First off, to connect Gravity Forms to a custom post type in the first place, you’ll need to use the free Gravity Forms + Custom Post Types extension.

Then, you’ll need to build your form from scratch using the Post Fields. Only now, when you edit the title or body, you’ll be able to sync your form to the Jobs post type:

To add the custom fields, you’ll need to manually add the field slug using Gravity Forms’ generic Custom Field field type:

Gravity forms cf

Totally doable, but not quite as convenient.

Additionally, if you wanted to let job submitters edit their listing after submitting it, you’d need another extension like GravityView, whereas Toolset Forms also makes it easy to create front-end edit forms without the need for an add-on.

Final Thoughts: Toolset Forms vs Gravity Forms

Again, the point of this post isn’t really to declare a single winner.

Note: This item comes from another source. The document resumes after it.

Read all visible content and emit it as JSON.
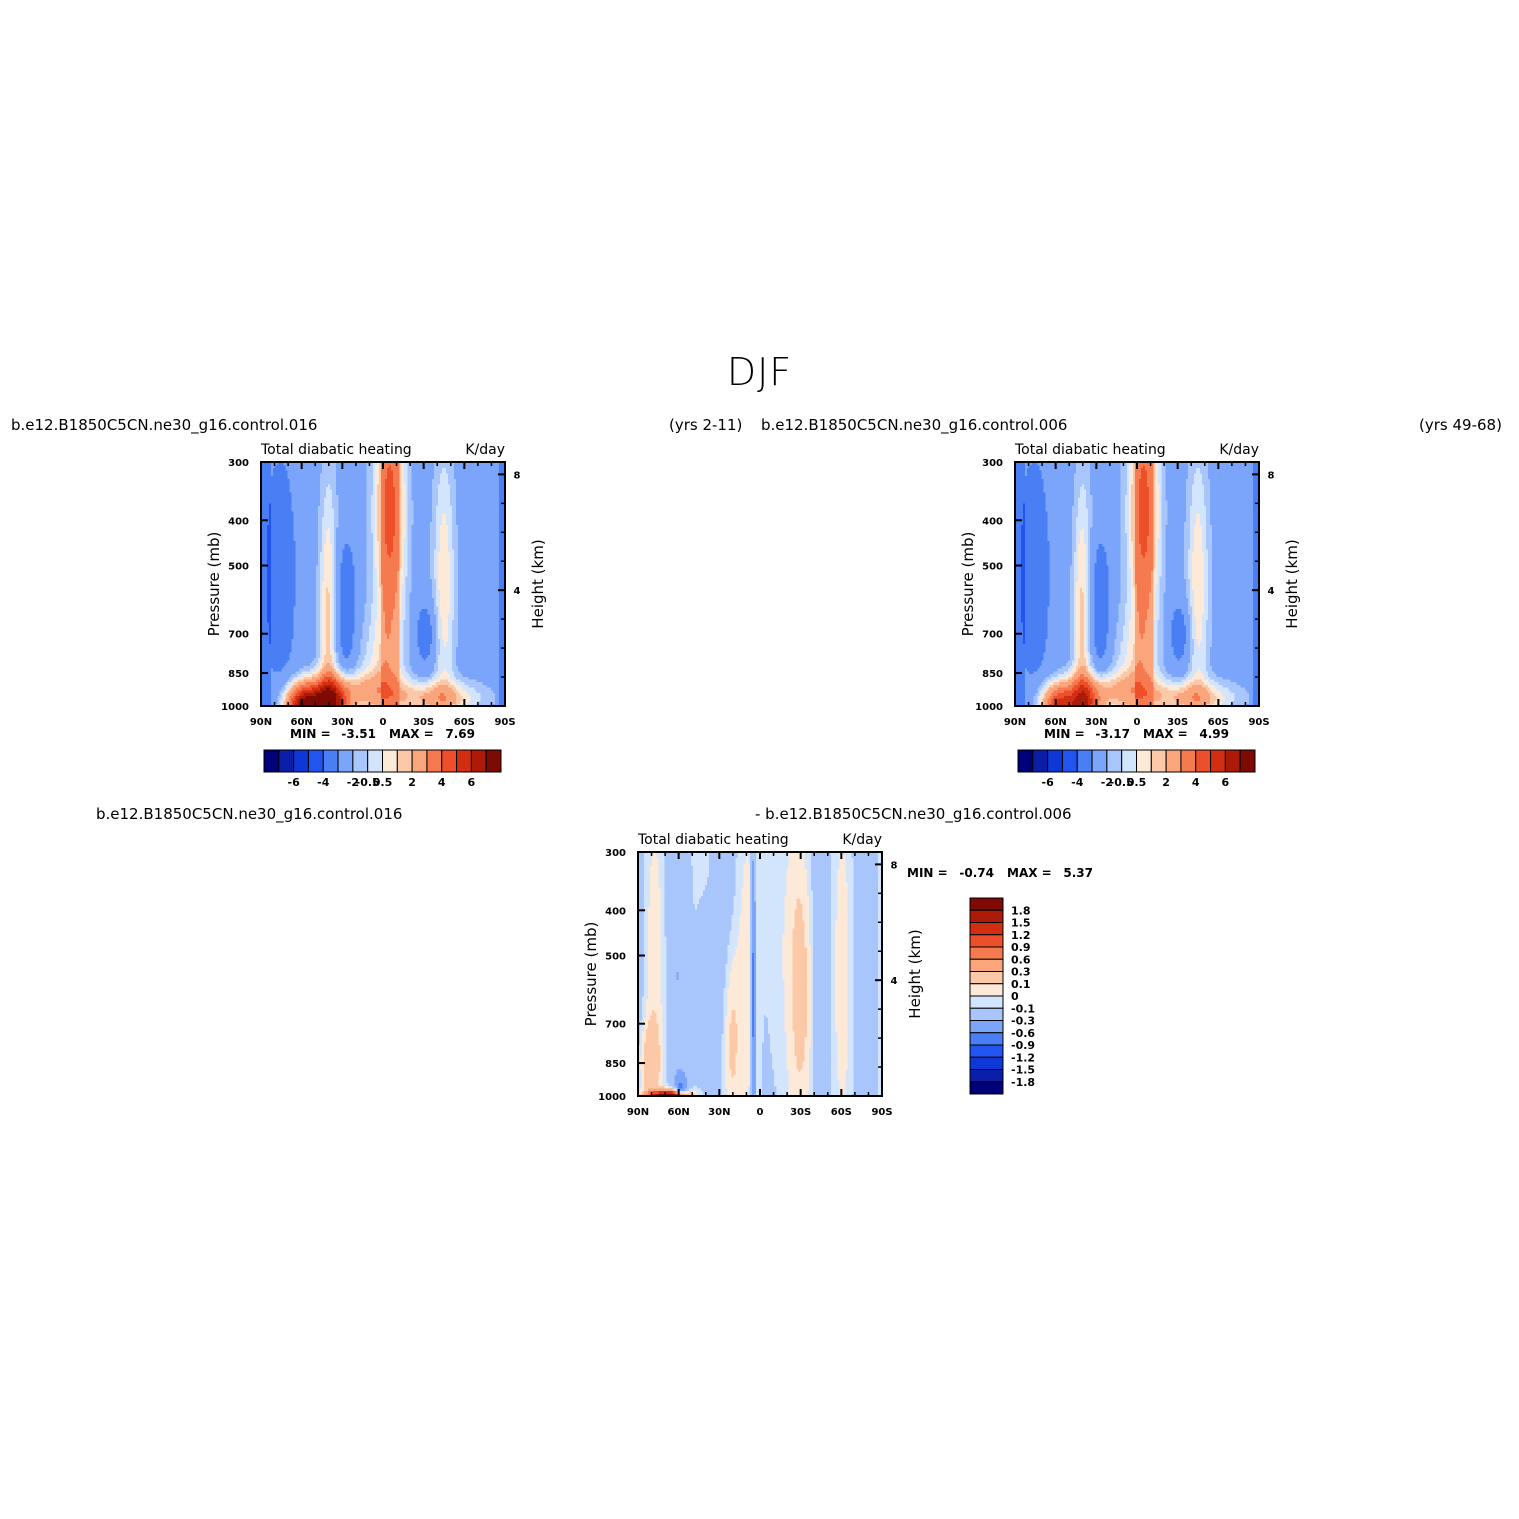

It’s more to show that the new Toolset Forms interface is a lot more user-friendly with its easy wizard and drag-and-drop form builder.

In the past, I know that some people shied away from using Toolset’s form builder because it was a little more complicated (again – you basically had to use the Expert Mode that I showed you above). But with the new drag-and-drop approach, you can now build your forms just as easily as you can build the rest of your Toolset content types and views.

Have any questions about the new Toolset Forms vs Gravity Forms? Ask away in the comments!